OIS - MOSAIQ - changing RTF to plain text

Once again I would appreciate help if one of the SQL gurus can assist.

In my MSSQL database (MOSAIQ_REPORT_SERVER) there is a table ({Notes}) which contains a field ({Notes.notes}) of the memo type. It holds long text entries and they are formatted using RTF. I am able to successfully identify the notes that I want.

So, what was entered as this in the GUI (which I have no influence over):

DOB: 8.7.1839 - 51yo
SOUTHERN IML: 31.12.2016
WOLLONGONG DIAGNOSTICS

Comes out as this:

{\rtf1\ansi\ansicpg1252\deff0\deflang1033{\fonttbl{\f0\fnil\fcharset0 Arial;}}\viewkind4\uc1\pard\fs18 DOB: 8.7.1839 - 51yo\par
\par
SOUTHERN IML: 31.12.2016\par
\par
WOLLONGONG DIAGNOSTICS\par }

I have found code that apparently will return the text to a plain format, but it defines a SQL function to be added to your database. The code is found here.

Obviously I don’t want to be playing around with my departmental database! So is there some way of using this SQL code inside a workflow object to allow identified RTF text inputs to be outputted as plain text?

Many thanks for any help.

A

Hi @AAM,

you could use the TiKa parser Node. It extracts text from rft documents.

Best regards
Andrew

2 Likes

Hi there @AAM,

when you say “comes out as this” where does it come out? In KNIME when you read it or?

Br,
Ivan

I mean that the output of the extraction looks like this:

While the view in the GUI shows:

DOB: 25.2.1962 - 50yo
SOUTHERN IML: CYTO - 5.10.2012

Hope this answers the question,

A

Dear Andrew,

Unfortunately I don’t seem to be able to put TiKa into the workflow.

The output from my database query has a field that contains text with RTF control characters. I think that I am looking for something like the String Manipulation node where a column is specified for the transformation to take place to return plain text.

There is an instance of the field in the post above this one.

Hi @AAM,

Not really :smiley: I’m wondering where is this output and how is it KNIME connected?

Br,
Ivan

It is the output from a DB Query node that SELECTs a field “Notes”.“notes” FROM “Notes” into the output.

It is the first step of the extraction process. No manipulation has occurred.

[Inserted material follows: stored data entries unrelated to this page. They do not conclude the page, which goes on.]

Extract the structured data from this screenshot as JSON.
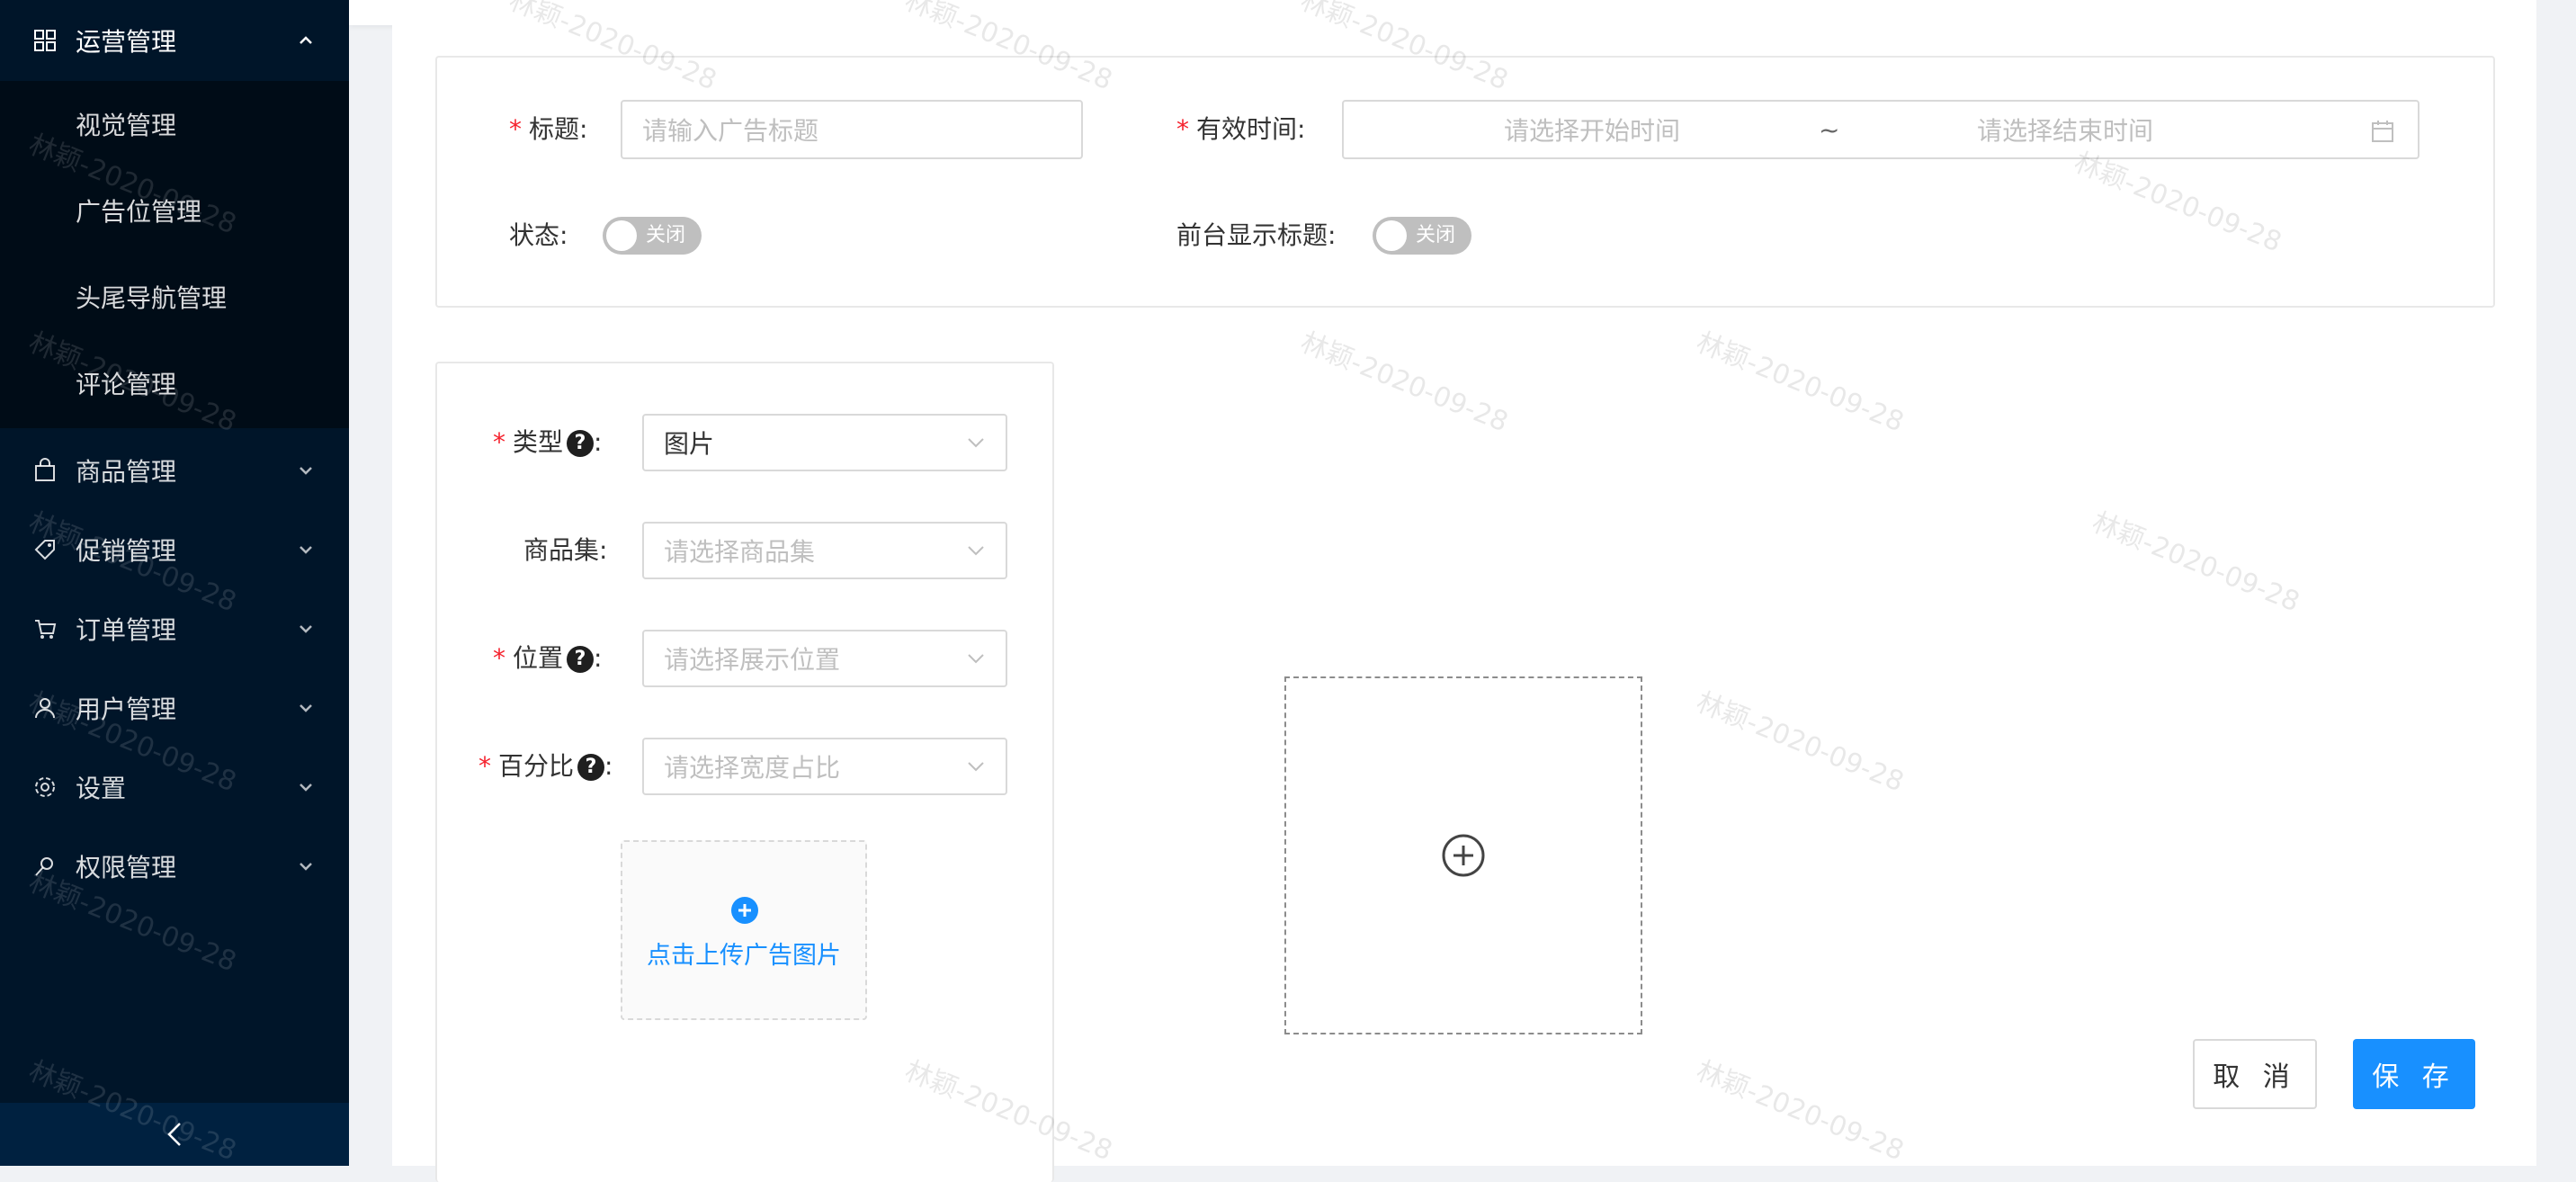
{
  "sidebar": {
    "open_menu": {
      "label": "运营管理",
      "icon": "grid-icon"
    },
    "sub_items": [
      {
        "label": "视觉管理"
      },
      {
        "label": "广告位管理"
      },
      {
        "label": "头尾导航管理"
      },
      {
        "label": "评论管理"
      }
    ],
    "menus": [
      {
        "label": "商品管理",
        "icon": "shopping-bag-icon"
      },
      {
        "label": "促销管理",
        "icon": "tag-icon"
      },
      {
        "label": "订单管理",
        "icon": "cart-icon"
      },
      {
        "label": "用户管理",
        "icon": "user-icon"
      },
      {
        "label": "设置",
        "icon": "gear-icon"
      },
      {
        "label": "权限管理",
        "icon": "key-icon"
      }
    ],
    "collapse_icon": "chevron-left-icon"
  },
  "form": {
    "title_label": "标题",
    "title_placeholder": "请输入广告标题",
    "valid_time_label": "有效时间",
    "start_placeholder": "请选择开始时间",
    "range_separator": "~",
    "end_placeholder": "请选择结束时间",
    "status_label": "状态",
    "status_switch": "关闭",
    "show_title_label": "前台显示标题",
    "show_title_switch": "关闭",
    "colon": ":"
  },
  "ad_item": {
    "type_label": "类型",
    "type_value": "图片",
    "product_set_label": "商品集",
    "product_set_placeholder": "请选择商品集",
    "position_label": "位置",
    "position_placeholder": "请选择展示位置",
    "percent_label": "百分比",
    "percent_placeholder": "请选择宽度占比",
    "upload_text": "点击上传广告图片",
    "help_mark": "?"
  },
  "actions": {
    "cancel": "取 消",
    "save": "保 存"
  },
  "watermark_text": "林颖-2020-09-28",
  "colors": {
    "sidebar_bg": "#001529",
    "submenu_bg": "#000c17",
    "primary": "#1890ff",
    "required": "#f5222d"
  }
}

Do you need to see the workflow and output?

A

Hi @AAM,

oh yes, I’m sorry. The TiKa parser unfortunately works on file level. You would have to write the output from the database into a temporary file to read it in again later.

Best regards
Andrew

Hi @AAM,

you can try what @Andrew_Steel is proposing but I would rather prefer (if possible) to read it in KNIME as seen in GUI. Either by manipulating query or by choosing different Input Type Mapping option in connector node. So what is the database type in MySQL(haven’t found memo type to be honest)? And when you read it with DB Query Reader node you have String type I suppose?

Br,
Ivan

Hi @AAM,

I don’t think this is the best solution but it works

ParsRTFwithPython.knwf (9.9 KB)

Best Regards
Andrew

1 Like

Thanks Ivan, the ideas might bring a solution closer!

It’s a MS SQL database.
I’ll check later about it’s type. I know that I can select an option in CRW to deliver plain text, so I’ll have another look there also.

Once again, thank you for the time & effort.

A

Hello @Andrew_Steel

Thank you for the Python workflow. I’ll certainly give it a go soon.

Thanks for the time & effort in searching. Personally I find climbing this learning curve demoralising when alone & invigorating when there is collaboration! I can see my abilities and competence increasing by the day, and that is what keeps me working.

1 Like

This topic was automatically closed 182 days after the last reply. New replies are no longer allowed.